Quelle: Louis Walter, Aus der Geschichte der Coburger Loreley, A. Roßteutscher, Buch und Steindruckerei Coburg (um 1920)
Der Wirt aus Amerika – oder wie die „Loreley“ nach Coburg kam
Georg Frommann übernahm 1852 das Wirtshaus “Herrnbeck“ von seinem Vater Phillip. Der Wirtssohn war in den 40er Jahren des 19. Jahrhunderts wie viele Coburger wegen der politischen Unruhen nach Amerika ausgewandert. Seine Weltgewandtheit und der familieneigene Humor machten ihn bald zum gern gesehenen Wirt, der seine Gäste gut zu unterhalten verstand. So kehrten immer mehr Sänger, Schauspieler und Musiker beim „Herrenbeck“ ein – darunter die beiden Theatermaler Max und Gotthold Brückner, die auch für Richard Wagner in Bayreuth arbeiteten. Den gepflasterten Hausflur, wo das Künstlervolk aus Platzmangel seinen Stammtisch zwischen den Mehlkästen abgestellt hatte, verschönerten die Brückner-Brüder eines Tages mit zwei Gemälden. Sie zeigten den Rhein, den Loreleyfelsen und die schöne Zauberin Loreley. Bald sprachen die Coburger nur noch von der „Lore“ – acht Jahre später wurde das Gasthaus „Herrnbeck“ offiziell in „Loreley“ umbenannt.
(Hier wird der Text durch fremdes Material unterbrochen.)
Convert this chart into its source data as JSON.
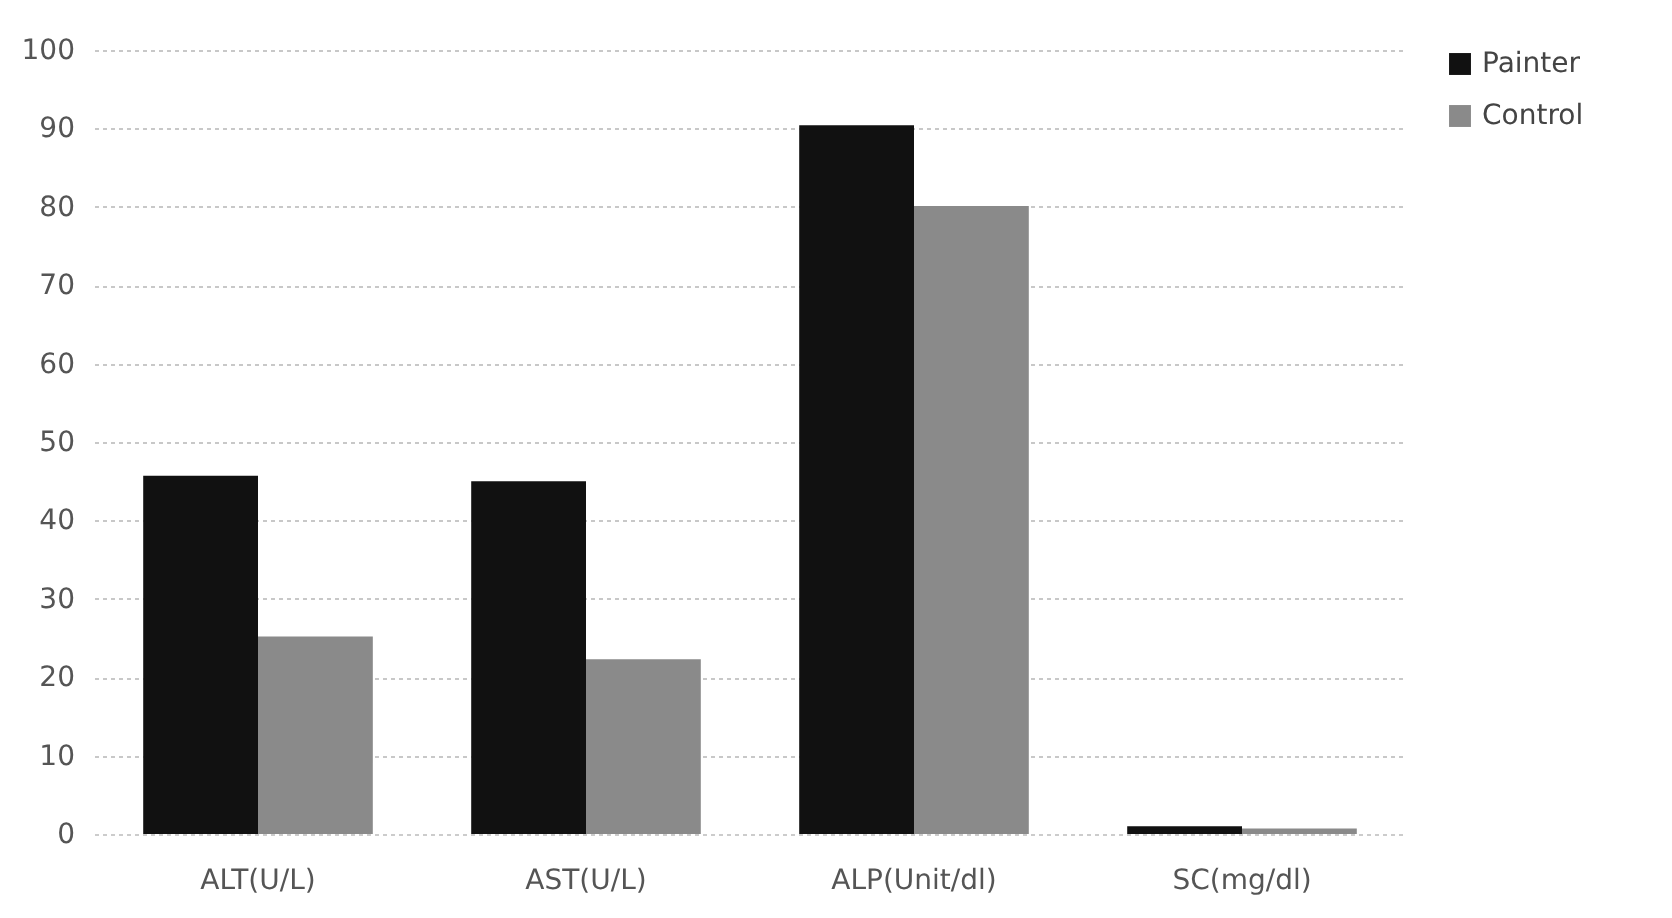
{
  "chart_data": {
    "type": "bar",
    "categories": [
      "ALT(U/L)",
      "AST(U/L)",
      "ALP(Unit/dl)",
      "SC(mg/dl)"
    ],
    "series": [
      {
        "name": "Painter",
        "color": "#111111",
        "values": [
          45.7,
          45,
          90.4,
          1
        ]
      },
      {
        "name": "Control",
        "color": "#8a8a8a",
        "values": [
          25.2,
          22.3,
          80.1,
          0.7
        ]
      }
    ],
    "ylim": [
      0,
      100
    ],
    "yticks": [
      0,
      10,
      20,
      30,
      40,
      50,
      60,
      70,
      80,
      90,
      100
    ],
    "grid": "y",
    "legend": "right"
  }
}
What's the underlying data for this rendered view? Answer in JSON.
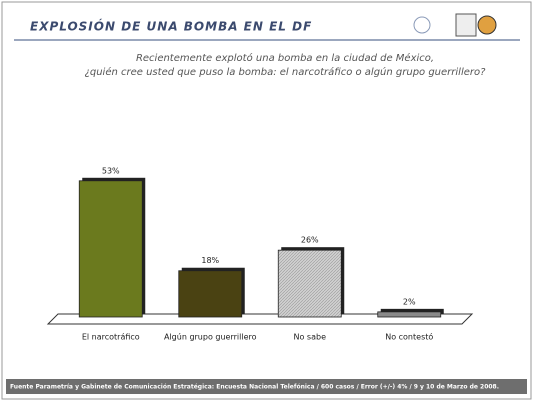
{
  "chart_data": {
    "type": "bar",
    "title": "EXPLOSIÓN DE UNA BOMBA EN EL DF",
    "subtitle": [
      "Recientemente explotó una bomba en la ciudad de México,",
      "¿quién cree usted que puso la bomba: el narcotráfico o algún grupo guerrillero?"
    ],
    "categories": [
      "El narcotráfico",
      "Algún grupo guerrillero",
      "No sabe",
      "No contestó"
    ],
    "values": [
      53,
      18,
      26,
      2
    ],
    "value_labels": [
      "53%",
      "18%",
      "26%",
      "2%"
    ],
    "colors": [
      "#6b7a1e",
      "#4a4212",
      "#c4c4c4",
      "#8a8a8a"
    ],
    "source": "Fuente Parametría y Gabinete de Comunicación Estratégica: Encuesta Nacional Telefónica / 600 casos / Error (+/-) 4% / 9 y 10 de Marzo de 2008."
  }
}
Quelle: Ernst Eckerlein erzählt aus der Coburger Heimat, Verlag Coburger Blattla, 1981
Der Fregatten-Stammtisch aus dem Dänenkrieg
Anfang des 19. Jahrhunderts bildeten sich viele Stammtische in der „Lore“, darunter der „Bismarcktisch“, an dem die Verehrer des Reichskanzlers tagten, oder der „Streichriemen“, der durch allerlei Schabernack in der Stadt von sich reden machte, der Stammtisch der Turngenossenschaft und der „Gefionstammtisch“. Seine Mitglieder saßen an einem Original Kajütentisch von der Fregatte „Gefion“, die im Dänenkrieg 1849 unter Führung des Coburger Herzogs Ernst II erobert worden war. Immer herrschte frohe Stimmung. Aus der Laune heraus entstanden richtige Künstlerabende. Musiker gaben am Tafelklavier Konzertstücke zum Besten oder begleiteten Lehrer Wittmann, der auf seinem Cello wunderbar zu spielen verstand. Die mütterliche Wirtin lieferte preiswert und gut aus ihrem Küchenreich, und die adretten Wirtstöchter „Änne“ und „Settle“ waren bei Fremden und Einheimischen gleichermaßen beliebt. Zu den „Hofabenden“, die gelegentlich veranstaltet wurden, saßen dann auch Gäste aus dem Herzogshaus in der „Lore“.
Quelle: Louis Walter, Aus der Geschichte der Coburger Loreley, A. Roßteutscher, Buch und Steindruckerei Coburg (um 1920)
Der Bierstreik von 1878 – wie die Coburger die Aktienbrauerei besiegten
Unter dem Wirt Heinrich Müller, der die Lore 1875 von seinem Schwiegervater übernahm, florierte die „Lore“ und konnte sich sogar Werbung in auswärtigen Zeitungen leisten. Nur einmal wurden die Biergemütlichkeit und das gute Verhältnis zwischen den Gästen und ihrem lieben „Heiner“ nachhaltig gestört. Als im Jahre 1878 in der „Lore“ der Preis für das „Kärtle“ Bier wegen der Erhöhung der Biersteuer von 10 auf 12 Pfennig stieg, schimpften die Bürger über Bräuer und Steuer gleichermaßen. Die Gäste blieben für einige Wochen dem geliebten Lokal fern, denn in anderen Coburger Wirtshäusern, die noch selbst brauten, kostete das Bier nach wie vor 10 Pfennig. Die Brauerei gab schließlich nach – und der „Musterwirt“ konnte seine Gäste wieder begrüßen und ihnen das beliebte „Aktien“ zu 10 Pfennig einschenken.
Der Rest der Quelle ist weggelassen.